Tue | Jan 23, 2018

Restoring City Kingston

Published:Saturday | December 24, 2016 | 12:00 AM
Councillor Delroy Williams, mayor of Kingston.

I am sure most Jamaicans would like to see a capital city of which they can all be proud. As a boy growing up in the country many years ago, Kingston, or 'Town', as we called it, carried a certain amount of magic, and we envied those fortunate to spend their holidays in the bright city.

Farm products from my little and other rural districts made their way to the Coronation Market every week - and still do. The capital city is, therefore, vital to the economic life of the country in many ways.

Like thousands of other rural folk, I, too, have found myself residing in Kingston since the year of Independence and have watched the deterioration of much of its structure. The population grew faster than the planners could handle, as many inner-city areas sprung up. Some politicians took advantage of this, because once they controlled those areas, they were sure of their seats in Parliament.

The newly constituted Kingston and St Andrew Corporation, under the leadership of Mayor Delroy Williams, has its work cut out. I am suggesting the following to be attended to immediately:

The gateways into the city: First impressions last, and the eastern gateway from the airport is unsightly. But has anyone seen the dump on Spanish Town Road, especially between Weymouth Drive and Six Miles? Mr Mayor, please take a look at this place urgently. Is that the new city dump?

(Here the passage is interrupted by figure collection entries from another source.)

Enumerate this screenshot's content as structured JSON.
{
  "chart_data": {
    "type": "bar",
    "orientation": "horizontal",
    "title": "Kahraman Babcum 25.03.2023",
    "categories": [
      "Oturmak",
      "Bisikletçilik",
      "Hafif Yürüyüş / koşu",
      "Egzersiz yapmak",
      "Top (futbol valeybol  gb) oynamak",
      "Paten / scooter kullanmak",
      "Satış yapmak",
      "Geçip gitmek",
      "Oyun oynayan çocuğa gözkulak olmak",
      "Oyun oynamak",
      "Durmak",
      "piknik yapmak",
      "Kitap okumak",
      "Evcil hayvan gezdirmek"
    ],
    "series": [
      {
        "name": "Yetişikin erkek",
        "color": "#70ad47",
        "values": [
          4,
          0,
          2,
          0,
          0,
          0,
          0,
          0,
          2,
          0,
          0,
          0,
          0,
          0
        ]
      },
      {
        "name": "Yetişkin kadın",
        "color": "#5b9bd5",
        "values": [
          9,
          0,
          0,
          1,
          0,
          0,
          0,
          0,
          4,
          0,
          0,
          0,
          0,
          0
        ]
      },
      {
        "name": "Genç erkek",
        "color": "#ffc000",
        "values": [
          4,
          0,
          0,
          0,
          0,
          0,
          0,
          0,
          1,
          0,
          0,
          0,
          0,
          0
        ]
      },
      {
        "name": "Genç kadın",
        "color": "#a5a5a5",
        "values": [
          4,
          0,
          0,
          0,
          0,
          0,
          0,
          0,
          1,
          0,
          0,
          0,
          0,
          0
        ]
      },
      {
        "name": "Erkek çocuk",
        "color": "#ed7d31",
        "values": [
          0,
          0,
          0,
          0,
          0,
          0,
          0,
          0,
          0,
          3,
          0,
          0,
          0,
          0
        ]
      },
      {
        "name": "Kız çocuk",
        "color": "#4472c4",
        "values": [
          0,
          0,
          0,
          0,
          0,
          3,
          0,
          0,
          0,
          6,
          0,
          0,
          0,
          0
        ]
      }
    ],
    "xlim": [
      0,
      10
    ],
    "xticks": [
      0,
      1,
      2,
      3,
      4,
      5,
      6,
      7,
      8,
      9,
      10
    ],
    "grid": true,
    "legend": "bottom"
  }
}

Ramshackle and dangerous old buildings: Either get the owners to demolish or refurbish such structures or use the powers vested in you to acquire these properties. If the owners cannot be found, put the money in the bank, and if no one claims the property after a reasonable period, use the money for developing the lot. These ramshackle buildings are not only structurally dangerous, but act as receptacles for garbage and undesirable characters.

The markets: I shop at Coronation Market, and it is a pleasant experience for neither shopper nor vendor in what is supposed to be modern times. Whenever it rains, the market is like a badly kept pig pen, with mud all over. In addition, the ropes that anchor the numerous makeshift tents, plus the dilly-dally handcart operators, could make a good setting for a horror movie.

Parking is also a big problem, and this has kept many shoppers away from that area. Could the empty area across from the railway station be used for that purpose? While you are at it, how about paving the Cross Roads Market?

Sidewalks, cross-drains, rusty zinc fences and potholes: What a sight! And don't forget the Bournemouth Baths and the street people.

In the interest of the capital city, it is high time our elected representatives grow up and work together for the betterment of the metropolis. Bury the old, infantile political rivalry once and for all.